Euro-Krise: Anleger sind verunsichert

Euro-Krise: Anleger sind verunsichert

In Zypern werden Sparer für die Bankensanierung zur Kasse gebeten. Wie sicher sind Geldanlagen in Deutschland?

Brüssel. Das Misstrauen der Sparer wächst: Für die Rettung der maroden Kreditinstitute in Zypern werden auch Bankkunden zur Kasse gebeten. Zwar bleiben Kleinsparer mit einer Geldanlage unter 100 000 Euro verschont, doch die Anleger sind verunsichert — auch in Deutschland.

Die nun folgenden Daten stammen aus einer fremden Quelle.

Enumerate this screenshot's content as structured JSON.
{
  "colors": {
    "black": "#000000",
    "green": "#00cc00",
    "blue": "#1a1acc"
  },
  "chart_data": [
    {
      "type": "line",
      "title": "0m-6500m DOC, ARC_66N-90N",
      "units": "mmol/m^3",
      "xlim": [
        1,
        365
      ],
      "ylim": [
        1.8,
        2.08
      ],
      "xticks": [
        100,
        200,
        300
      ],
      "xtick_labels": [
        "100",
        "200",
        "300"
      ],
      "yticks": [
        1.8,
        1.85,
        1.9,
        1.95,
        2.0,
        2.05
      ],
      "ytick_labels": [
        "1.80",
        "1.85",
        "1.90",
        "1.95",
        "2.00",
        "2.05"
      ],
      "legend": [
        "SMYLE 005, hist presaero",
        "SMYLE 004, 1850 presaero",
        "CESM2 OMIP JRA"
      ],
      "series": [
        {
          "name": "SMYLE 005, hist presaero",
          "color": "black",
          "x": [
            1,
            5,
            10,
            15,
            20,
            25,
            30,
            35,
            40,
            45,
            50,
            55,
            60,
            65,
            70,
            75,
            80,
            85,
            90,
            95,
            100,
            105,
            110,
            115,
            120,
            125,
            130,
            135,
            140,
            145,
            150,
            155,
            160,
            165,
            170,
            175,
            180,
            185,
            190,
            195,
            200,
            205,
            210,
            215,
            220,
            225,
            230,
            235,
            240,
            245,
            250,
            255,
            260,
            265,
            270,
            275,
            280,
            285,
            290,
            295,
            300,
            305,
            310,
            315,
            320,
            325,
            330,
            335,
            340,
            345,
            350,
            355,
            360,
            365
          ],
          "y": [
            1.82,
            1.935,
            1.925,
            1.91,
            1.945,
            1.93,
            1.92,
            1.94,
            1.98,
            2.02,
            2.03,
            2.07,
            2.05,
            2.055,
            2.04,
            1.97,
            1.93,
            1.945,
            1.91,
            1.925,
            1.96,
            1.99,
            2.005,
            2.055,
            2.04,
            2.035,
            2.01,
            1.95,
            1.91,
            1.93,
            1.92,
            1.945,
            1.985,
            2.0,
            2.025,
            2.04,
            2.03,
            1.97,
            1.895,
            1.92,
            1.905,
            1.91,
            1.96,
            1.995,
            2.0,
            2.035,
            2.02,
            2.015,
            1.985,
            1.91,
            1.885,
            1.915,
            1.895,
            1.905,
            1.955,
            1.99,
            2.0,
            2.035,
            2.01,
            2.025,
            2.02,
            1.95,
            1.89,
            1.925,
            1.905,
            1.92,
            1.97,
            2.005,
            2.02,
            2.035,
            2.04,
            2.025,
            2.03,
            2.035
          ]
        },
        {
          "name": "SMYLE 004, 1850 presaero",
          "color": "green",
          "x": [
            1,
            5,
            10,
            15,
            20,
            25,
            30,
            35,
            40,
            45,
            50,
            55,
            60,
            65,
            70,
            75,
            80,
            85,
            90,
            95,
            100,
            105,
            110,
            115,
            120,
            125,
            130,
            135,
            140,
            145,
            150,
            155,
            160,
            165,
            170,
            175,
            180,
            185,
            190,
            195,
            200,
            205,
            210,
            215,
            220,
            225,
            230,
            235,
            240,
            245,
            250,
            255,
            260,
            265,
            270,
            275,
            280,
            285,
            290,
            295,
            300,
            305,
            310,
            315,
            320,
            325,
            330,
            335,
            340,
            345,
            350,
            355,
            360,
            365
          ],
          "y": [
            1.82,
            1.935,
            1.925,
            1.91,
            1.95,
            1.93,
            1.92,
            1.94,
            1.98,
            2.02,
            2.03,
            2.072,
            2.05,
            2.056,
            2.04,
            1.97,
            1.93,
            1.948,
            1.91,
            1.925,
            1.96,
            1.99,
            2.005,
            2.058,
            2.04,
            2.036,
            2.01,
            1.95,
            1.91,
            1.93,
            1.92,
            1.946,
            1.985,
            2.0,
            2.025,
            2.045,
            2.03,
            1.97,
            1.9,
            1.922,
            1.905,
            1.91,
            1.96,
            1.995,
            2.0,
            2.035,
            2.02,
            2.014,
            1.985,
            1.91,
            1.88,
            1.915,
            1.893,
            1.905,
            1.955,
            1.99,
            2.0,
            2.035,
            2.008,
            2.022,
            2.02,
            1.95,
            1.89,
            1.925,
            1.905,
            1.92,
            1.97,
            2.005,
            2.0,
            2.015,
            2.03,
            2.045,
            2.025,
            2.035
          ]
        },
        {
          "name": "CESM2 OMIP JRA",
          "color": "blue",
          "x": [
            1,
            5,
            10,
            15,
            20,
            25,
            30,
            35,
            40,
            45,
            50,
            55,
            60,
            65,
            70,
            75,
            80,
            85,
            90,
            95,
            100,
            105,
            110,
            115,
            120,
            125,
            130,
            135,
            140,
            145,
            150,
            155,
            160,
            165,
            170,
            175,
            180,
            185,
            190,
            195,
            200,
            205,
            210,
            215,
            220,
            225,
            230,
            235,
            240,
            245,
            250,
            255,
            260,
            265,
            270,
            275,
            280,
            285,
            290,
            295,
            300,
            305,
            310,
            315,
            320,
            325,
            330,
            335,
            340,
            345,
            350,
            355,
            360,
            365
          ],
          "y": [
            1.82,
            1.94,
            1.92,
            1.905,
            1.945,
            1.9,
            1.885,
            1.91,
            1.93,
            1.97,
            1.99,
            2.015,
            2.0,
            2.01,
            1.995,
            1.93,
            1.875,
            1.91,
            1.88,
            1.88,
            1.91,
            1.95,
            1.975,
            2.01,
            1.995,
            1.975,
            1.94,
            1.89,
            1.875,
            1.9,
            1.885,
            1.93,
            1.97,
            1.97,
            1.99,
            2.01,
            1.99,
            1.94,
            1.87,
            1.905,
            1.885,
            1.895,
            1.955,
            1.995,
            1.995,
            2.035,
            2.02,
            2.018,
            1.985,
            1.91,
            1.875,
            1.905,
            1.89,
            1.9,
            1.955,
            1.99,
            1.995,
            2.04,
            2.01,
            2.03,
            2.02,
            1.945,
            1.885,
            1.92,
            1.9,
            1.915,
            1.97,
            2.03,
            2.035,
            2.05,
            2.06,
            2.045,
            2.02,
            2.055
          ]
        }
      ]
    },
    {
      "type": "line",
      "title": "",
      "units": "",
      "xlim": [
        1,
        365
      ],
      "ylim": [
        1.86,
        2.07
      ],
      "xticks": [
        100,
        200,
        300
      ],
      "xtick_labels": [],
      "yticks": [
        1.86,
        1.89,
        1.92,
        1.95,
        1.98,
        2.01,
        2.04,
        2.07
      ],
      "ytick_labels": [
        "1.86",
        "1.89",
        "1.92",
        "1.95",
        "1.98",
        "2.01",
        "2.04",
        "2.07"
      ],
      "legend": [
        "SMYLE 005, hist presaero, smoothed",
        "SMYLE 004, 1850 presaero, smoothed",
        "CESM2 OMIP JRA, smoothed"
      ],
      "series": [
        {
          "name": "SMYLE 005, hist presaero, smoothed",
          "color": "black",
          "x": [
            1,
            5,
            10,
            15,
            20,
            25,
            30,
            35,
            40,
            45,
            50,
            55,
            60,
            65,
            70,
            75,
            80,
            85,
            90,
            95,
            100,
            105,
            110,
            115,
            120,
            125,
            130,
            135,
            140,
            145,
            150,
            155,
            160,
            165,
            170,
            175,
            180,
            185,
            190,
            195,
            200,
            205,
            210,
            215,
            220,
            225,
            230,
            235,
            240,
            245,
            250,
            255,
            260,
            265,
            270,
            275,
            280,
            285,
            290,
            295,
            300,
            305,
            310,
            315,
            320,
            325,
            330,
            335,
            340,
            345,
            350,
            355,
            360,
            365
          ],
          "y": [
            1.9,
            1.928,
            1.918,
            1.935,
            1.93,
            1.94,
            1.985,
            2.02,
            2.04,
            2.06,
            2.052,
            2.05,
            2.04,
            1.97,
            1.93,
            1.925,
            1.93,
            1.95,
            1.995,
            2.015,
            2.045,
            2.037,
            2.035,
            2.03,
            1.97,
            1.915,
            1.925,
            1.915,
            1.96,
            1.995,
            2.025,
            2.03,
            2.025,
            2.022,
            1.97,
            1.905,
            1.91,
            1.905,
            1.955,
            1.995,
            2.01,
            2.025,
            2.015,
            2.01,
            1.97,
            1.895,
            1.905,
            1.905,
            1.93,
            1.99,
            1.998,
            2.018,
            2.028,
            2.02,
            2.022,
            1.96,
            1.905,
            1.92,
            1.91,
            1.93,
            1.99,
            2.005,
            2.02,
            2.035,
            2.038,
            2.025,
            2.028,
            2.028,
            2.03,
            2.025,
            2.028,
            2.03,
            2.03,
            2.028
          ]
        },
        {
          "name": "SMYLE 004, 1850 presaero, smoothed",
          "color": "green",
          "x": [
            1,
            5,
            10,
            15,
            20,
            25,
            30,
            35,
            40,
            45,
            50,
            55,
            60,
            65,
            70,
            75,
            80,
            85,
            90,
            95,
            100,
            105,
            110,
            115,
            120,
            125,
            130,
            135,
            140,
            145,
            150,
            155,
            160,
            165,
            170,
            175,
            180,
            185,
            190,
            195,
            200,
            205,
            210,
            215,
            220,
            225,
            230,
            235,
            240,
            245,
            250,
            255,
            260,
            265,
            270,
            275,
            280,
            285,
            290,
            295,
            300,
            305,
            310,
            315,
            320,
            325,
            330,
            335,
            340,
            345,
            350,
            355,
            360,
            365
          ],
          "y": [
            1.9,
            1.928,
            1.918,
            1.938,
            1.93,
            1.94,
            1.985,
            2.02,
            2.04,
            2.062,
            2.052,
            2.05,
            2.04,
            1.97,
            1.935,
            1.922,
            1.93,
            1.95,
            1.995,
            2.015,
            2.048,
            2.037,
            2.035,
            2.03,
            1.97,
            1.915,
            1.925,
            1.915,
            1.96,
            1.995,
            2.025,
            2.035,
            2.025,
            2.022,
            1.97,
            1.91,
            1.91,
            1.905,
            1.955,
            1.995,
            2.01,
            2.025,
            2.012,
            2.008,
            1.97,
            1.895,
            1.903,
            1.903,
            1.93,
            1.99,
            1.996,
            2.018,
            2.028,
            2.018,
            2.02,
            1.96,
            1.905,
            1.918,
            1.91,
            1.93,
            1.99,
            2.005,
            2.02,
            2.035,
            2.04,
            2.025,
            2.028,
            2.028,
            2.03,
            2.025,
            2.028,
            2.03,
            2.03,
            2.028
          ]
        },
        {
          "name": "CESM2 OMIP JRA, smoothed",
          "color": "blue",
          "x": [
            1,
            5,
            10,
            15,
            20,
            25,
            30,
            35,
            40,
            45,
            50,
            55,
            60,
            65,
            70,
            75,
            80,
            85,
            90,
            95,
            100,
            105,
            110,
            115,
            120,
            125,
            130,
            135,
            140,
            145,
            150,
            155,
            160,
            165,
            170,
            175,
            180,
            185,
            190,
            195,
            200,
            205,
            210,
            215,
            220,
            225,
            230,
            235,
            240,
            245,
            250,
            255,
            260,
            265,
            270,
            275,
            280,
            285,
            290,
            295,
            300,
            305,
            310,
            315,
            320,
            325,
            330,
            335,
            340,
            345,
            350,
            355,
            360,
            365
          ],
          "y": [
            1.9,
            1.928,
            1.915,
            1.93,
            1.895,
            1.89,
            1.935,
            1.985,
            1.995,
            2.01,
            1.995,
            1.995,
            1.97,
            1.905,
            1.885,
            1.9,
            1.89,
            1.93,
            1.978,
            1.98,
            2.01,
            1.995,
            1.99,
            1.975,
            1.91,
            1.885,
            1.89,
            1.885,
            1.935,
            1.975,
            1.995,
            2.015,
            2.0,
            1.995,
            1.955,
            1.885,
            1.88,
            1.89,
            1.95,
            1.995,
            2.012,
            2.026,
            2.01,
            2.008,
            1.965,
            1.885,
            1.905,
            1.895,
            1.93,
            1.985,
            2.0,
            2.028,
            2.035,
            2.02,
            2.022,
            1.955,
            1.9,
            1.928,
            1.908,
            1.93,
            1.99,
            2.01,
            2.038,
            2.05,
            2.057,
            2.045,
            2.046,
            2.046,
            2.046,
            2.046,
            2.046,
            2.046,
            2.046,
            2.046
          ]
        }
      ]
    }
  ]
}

In Zypern sollen reiche Anleger für die Sanierung der maroden Banken zahlen. Sie könnten etwa 40 Prozent ihrer Anlagen verlieren, Einlagen oberhalb von 100 000 Euro sollen zur Banken-Sanierung herangezogen werden. Schmerzhafte Erfahrungen machten Anleger auch in Griechenland. Wer sein Geld in griechischen Staatsanleihen angelegt hatte, musste auf mehr als die Hälfte des Betrages verzichten.

Besitzer eines Giro- oder Sparkontos, von Tages- oder Festgeldanlagen oder des Sparbuches sind im Prinzip Gläubiger ihrer Bank. Sie leihen dem Institut Geld und bekommen dafür Zinsen. Kommt es zu einer Schieflage der Bank, kann es Sparern gehen wie anderen Gläubigern: Sie verlieren Geld. Damit das möglichst nicht passiert, gibt es Sicherungsgrenzen.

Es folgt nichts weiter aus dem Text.